Tracks such as 'The Love Cats' by Junksista, 'Just Like Heaven' by Lovelorn Dolls, and 'Friday I'm In Love' by Cosmic Armchair in particular with their airy Euro-pop leanings tend to fall short of the mark. Yes, The Cure were principally a pop act, yet what has kept their profile in the public eye for over thirty years has been their dark and slightly demented edge. With this in mind the straighter covers tend to provide the weaker points of the compilation. However when the bands inject their own styles heavily into the mix the results are much more exciting, and thank fully this is the case for the majority of the album.
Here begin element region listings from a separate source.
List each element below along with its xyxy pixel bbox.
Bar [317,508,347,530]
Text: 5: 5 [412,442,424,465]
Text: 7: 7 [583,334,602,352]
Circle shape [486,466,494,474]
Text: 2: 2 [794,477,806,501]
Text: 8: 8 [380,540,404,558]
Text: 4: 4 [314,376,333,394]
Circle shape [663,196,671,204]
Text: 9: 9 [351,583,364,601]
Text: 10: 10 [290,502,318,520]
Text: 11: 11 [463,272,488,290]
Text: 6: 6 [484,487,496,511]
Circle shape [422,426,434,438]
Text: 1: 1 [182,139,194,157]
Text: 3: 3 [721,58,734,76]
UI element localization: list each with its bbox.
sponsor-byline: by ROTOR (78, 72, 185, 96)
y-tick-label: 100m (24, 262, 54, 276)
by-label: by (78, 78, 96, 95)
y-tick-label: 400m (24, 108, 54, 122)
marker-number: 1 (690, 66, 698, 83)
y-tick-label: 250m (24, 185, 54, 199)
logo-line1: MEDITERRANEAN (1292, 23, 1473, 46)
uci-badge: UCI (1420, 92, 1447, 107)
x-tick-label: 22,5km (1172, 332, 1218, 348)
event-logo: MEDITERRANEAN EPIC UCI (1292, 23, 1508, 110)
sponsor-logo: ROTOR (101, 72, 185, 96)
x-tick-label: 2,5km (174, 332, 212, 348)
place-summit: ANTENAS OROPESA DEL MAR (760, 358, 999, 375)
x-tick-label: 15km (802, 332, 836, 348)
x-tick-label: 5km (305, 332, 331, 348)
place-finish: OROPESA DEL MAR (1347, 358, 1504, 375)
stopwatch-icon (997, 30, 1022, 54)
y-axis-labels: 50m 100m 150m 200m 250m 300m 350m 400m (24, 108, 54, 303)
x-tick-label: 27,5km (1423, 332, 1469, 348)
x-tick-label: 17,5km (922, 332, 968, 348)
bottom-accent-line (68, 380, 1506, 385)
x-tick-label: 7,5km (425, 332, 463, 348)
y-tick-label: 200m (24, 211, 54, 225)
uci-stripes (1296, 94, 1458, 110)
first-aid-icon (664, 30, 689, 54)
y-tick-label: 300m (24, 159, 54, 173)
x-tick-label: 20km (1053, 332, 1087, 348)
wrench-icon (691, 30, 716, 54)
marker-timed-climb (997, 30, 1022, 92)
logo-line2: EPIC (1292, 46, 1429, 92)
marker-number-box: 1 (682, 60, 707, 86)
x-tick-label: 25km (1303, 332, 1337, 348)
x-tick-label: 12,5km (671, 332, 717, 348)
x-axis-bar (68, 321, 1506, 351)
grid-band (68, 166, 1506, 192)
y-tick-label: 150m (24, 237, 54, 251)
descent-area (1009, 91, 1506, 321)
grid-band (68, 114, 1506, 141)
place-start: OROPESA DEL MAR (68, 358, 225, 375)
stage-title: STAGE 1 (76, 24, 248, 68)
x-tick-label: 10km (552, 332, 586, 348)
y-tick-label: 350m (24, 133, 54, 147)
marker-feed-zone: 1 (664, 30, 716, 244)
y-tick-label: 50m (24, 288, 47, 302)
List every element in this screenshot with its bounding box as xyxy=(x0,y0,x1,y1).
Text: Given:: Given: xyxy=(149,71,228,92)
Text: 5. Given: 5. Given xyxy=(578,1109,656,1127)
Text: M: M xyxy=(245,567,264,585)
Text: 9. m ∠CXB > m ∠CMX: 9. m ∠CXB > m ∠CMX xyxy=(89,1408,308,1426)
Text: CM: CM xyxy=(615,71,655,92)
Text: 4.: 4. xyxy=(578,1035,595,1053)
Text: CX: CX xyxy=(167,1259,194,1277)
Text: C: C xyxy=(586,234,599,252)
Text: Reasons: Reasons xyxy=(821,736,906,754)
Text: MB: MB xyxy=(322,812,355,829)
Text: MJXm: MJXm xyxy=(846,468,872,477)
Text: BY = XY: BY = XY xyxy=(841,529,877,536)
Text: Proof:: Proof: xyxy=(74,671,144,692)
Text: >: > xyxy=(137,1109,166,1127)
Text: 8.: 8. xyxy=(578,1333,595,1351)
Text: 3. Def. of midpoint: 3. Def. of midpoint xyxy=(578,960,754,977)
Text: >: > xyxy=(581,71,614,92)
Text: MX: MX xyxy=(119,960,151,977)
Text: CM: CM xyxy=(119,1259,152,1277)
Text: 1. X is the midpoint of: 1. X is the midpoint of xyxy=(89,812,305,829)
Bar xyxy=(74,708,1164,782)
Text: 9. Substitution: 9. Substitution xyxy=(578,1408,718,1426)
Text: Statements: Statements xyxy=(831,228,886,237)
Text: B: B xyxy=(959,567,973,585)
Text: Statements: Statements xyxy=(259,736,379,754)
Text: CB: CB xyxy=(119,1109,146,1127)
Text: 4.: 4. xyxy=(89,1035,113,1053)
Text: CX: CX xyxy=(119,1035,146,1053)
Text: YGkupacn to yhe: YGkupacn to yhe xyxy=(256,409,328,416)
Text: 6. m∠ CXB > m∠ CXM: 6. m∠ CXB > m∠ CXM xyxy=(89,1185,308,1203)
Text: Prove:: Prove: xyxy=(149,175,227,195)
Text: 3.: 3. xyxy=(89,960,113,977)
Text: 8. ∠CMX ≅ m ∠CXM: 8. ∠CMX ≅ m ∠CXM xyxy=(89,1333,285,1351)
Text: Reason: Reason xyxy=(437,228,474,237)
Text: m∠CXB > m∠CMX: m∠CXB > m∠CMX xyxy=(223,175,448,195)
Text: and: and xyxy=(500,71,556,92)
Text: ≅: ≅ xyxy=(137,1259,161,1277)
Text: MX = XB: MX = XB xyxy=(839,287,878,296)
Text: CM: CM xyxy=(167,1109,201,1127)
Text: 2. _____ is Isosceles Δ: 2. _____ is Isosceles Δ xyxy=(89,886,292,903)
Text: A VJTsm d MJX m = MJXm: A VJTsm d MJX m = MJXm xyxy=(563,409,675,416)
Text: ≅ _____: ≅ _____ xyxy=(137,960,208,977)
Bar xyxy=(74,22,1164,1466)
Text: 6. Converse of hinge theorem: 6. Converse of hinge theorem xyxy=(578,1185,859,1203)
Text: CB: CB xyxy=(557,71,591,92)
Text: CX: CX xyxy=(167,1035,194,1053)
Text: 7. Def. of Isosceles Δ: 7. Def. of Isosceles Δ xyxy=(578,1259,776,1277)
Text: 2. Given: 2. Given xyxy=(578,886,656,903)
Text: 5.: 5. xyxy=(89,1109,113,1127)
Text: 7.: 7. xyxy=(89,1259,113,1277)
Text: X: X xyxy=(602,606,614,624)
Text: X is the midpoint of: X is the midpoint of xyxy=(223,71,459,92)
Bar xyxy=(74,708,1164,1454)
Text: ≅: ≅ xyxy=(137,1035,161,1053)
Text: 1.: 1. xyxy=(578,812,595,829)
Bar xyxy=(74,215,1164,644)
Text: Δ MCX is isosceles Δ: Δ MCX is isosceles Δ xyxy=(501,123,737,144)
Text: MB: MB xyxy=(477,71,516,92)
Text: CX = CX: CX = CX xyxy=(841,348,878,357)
The albums undeniable stand-out tracks include 'Lullaby' by Cynical Existence, 'Burn' by Essence Of Mind, 'Lovesong' by Sebastian Komor, 'The Figurehead' by Schwarzblut, 'The Baby Screams' by Armageddon Dildos, 'Why Can't I Be You' by Plastic Noise Experience, 'Sleep When I'm, Dead' by Neikka RPM, and 'Trust' by Acylum which see the artists incorporate their unique styles in a much more organic and natural way. The kind of songs that are not trying to be Cure covers, but rather see the bands making the songs their own.

'A Strange Play – An Alfa Matrix Tribute To The Cure' is a mixed bag, but there is something for everyone here. The artists' forays into ebm, industrial, synthpop, and pop rock makes for a varied and interesting listening experience and in some cases add a radical reinterpretation of the source material.